What I learned is how trying something foreign to you can be so uncomfortable, and I really learned first hand to appreciate how difficult it can be to enter a new world where you don't know the customs (proper attire?) or quite what is going to happen to you.
So for those of you approaching a new yoga class, here are a few tips:
1. Look into it. Go to a class recommended by a friend, or that you've read about online. Maybe you've met the teacher and they seemed like someone with something to offer. There are many classes and styles and teachers out there, so choose one that seems like it might be in the ballpark of what you're looking for. Choosing a class or a yoga teacher is something I could dedicate several posts to, but in a nutshell: for your own sake don't make a random choice; do a little investigation about what you're getting into.
2. Eat lightly and avoid eating at all for a couple of hours before class; likewise I minimize distraction and focus on the subtle energy by instructing students not to drink water during or right before or after class. Wear clothes you feel comfortable in. Come ready to focus your whole attention on the class.
3. Introduce yourself to the teacher. Usually a yoga teacher would approach you if you're new in class. If they don't let the teacher know who you are and if you have any concerns or issues you're dealing with. They will be glad to know, and can modify what they are teaching to support you, and/or offer modifications and variations that may work for you.
4. Especially if you've been to other yoga classes: follow instructions. Cultivate patience if you've heard another way to practice a pose from another teacher, and follow the directions you're being given in the moment. By entering the class you've made an agreement to trust that teacher and try what they suggest (within reason) for the duration of that class. If you don't trust the teacher, you're probably in the wrong class. Also, different teachers may describe a different activity or pose differently depending upon how it falls in a sequence, their experience and lineage, or what they are focusing on in that particular class.
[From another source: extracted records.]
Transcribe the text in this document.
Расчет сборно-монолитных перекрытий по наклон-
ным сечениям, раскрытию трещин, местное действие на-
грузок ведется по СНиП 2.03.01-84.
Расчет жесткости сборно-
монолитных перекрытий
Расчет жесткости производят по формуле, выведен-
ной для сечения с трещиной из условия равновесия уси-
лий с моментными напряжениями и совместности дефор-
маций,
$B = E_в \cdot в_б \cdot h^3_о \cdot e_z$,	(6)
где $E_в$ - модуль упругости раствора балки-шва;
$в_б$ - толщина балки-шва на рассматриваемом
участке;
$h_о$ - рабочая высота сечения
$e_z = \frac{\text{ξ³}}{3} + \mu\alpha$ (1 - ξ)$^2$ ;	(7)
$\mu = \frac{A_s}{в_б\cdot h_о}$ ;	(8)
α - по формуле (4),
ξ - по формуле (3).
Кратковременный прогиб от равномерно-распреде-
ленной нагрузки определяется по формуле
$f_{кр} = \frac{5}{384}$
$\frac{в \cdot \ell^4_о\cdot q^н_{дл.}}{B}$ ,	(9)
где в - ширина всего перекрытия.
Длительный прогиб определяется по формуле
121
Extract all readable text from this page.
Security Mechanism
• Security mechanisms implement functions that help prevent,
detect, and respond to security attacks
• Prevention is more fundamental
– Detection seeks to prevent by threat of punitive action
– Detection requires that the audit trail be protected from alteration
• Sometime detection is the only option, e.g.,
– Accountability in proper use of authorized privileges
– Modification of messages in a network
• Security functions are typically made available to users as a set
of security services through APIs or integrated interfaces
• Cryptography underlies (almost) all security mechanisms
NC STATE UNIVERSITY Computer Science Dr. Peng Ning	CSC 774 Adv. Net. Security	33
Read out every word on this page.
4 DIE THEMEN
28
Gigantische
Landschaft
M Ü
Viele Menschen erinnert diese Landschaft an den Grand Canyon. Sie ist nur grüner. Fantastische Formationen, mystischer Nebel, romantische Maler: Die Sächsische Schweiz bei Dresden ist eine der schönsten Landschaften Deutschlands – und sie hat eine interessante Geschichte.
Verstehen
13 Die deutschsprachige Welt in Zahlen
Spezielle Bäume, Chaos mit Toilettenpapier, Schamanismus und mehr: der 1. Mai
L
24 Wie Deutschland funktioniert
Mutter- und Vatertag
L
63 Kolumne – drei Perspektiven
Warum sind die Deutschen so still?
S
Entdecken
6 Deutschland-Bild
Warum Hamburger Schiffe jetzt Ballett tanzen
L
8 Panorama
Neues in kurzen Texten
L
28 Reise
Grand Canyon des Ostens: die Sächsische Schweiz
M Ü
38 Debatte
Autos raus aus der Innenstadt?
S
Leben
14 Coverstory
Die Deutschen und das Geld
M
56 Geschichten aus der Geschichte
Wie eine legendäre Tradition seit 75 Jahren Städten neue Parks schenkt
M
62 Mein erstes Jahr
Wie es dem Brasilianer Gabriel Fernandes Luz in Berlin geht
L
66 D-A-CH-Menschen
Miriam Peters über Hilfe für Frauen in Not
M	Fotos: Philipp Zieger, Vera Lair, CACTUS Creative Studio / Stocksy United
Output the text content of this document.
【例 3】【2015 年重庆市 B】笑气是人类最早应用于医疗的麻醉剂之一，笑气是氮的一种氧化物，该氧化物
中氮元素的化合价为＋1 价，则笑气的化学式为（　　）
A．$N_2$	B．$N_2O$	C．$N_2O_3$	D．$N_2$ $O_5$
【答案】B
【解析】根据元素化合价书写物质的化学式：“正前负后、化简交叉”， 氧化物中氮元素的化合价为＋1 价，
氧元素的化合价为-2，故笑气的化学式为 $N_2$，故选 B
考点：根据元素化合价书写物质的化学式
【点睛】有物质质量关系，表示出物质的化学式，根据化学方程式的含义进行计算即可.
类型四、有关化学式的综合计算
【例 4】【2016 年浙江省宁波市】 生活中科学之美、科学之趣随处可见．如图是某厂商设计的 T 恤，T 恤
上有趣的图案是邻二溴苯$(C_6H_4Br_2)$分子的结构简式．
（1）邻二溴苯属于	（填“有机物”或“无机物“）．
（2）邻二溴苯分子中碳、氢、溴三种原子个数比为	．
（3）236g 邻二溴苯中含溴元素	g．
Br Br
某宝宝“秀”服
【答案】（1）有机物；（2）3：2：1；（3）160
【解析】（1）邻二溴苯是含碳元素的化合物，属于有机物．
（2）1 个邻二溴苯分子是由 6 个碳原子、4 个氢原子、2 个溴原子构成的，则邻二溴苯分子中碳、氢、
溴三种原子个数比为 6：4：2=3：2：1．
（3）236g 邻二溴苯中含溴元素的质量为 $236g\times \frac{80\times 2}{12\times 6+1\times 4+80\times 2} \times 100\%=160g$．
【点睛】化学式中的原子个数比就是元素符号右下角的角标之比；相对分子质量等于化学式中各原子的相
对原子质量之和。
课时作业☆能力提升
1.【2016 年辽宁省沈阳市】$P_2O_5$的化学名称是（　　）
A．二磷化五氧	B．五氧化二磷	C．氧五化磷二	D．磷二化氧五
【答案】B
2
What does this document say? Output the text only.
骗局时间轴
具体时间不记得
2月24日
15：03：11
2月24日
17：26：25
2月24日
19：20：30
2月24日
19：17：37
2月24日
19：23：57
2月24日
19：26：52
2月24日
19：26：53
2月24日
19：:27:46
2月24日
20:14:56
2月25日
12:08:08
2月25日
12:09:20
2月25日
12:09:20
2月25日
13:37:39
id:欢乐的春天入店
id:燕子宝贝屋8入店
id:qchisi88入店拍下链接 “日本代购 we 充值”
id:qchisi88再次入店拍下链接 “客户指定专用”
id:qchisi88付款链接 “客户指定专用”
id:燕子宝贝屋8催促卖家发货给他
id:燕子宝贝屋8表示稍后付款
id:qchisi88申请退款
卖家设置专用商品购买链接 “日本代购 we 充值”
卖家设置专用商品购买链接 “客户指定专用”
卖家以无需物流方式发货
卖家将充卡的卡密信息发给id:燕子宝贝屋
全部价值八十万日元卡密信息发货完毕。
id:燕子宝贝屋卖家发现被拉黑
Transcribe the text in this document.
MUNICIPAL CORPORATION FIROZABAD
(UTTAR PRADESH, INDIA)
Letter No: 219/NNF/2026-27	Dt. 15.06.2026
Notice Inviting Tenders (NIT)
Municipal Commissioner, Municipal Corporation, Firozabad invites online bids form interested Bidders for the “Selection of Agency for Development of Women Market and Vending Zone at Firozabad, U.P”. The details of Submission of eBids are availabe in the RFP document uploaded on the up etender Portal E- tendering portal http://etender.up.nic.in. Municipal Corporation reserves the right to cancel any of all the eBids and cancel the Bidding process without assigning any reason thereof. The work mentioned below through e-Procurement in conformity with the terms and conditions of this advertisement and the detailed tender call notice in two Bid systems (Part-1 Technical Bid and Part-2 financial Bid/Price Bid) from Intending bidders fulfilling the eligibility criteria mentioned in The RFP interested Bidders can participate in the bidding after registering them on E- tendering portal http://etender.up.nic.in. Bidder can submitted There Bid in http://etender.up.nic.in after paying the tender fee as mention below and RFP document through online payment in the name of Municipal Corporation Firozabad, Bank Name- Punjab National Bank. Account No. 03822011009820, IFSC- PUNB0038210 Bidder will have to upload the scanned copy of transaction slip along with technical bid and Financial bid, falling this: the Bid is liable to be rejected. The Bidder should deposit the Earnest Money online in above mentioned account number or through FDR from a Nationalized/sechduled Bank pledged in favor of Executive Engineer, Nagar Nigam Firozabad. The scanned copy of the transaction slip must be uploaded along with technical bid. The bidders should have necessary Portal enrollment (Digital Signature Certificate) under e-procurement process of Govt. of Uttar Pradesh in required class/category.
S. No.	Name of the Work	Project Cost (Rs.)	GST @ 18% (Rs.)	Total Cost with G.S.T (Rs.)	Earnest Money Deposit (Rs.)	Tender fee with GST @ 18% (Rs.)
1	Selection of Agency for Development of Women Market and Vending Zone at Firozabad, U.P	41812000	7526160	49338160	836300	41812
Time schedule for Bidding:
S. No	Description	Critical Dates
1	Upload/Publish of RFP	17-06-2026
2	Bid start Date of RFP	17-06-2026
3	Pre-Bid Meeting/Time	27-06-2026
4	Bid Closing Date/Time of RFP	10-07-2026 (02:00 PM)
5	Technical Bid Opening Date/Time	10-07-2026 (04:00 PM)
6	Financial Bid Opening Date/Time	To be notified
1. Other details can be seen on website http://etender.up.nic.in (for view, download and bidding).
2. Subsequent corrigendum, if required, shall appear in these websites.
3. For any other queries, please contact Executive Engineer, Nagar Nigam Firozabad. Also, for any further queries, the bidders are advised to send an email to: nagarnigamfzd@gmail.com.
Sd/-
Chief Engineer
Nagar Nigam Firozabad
It's not that there is necessarily a right or wrong way to "do" the pose, rather there are different ways, and the teacher is suggesting to do it in the way that is appropriate for the time and situation at the moment.
5. If you do come with a friend, avoid side talking, in favor of focusing on your own experience in class. Distracting your friend will detract from their yoga practice, and yours. The benefit you derive from the practice comes in proportion to the degree of focus and attention you can bring to your own experience.
These are all simple things, but good guidelines to keep in mind when trying something new.
An open mind, patience, consideration and kindness to yourself and others, and alert observation will serve you not only in yoga class, but in any aspect of life.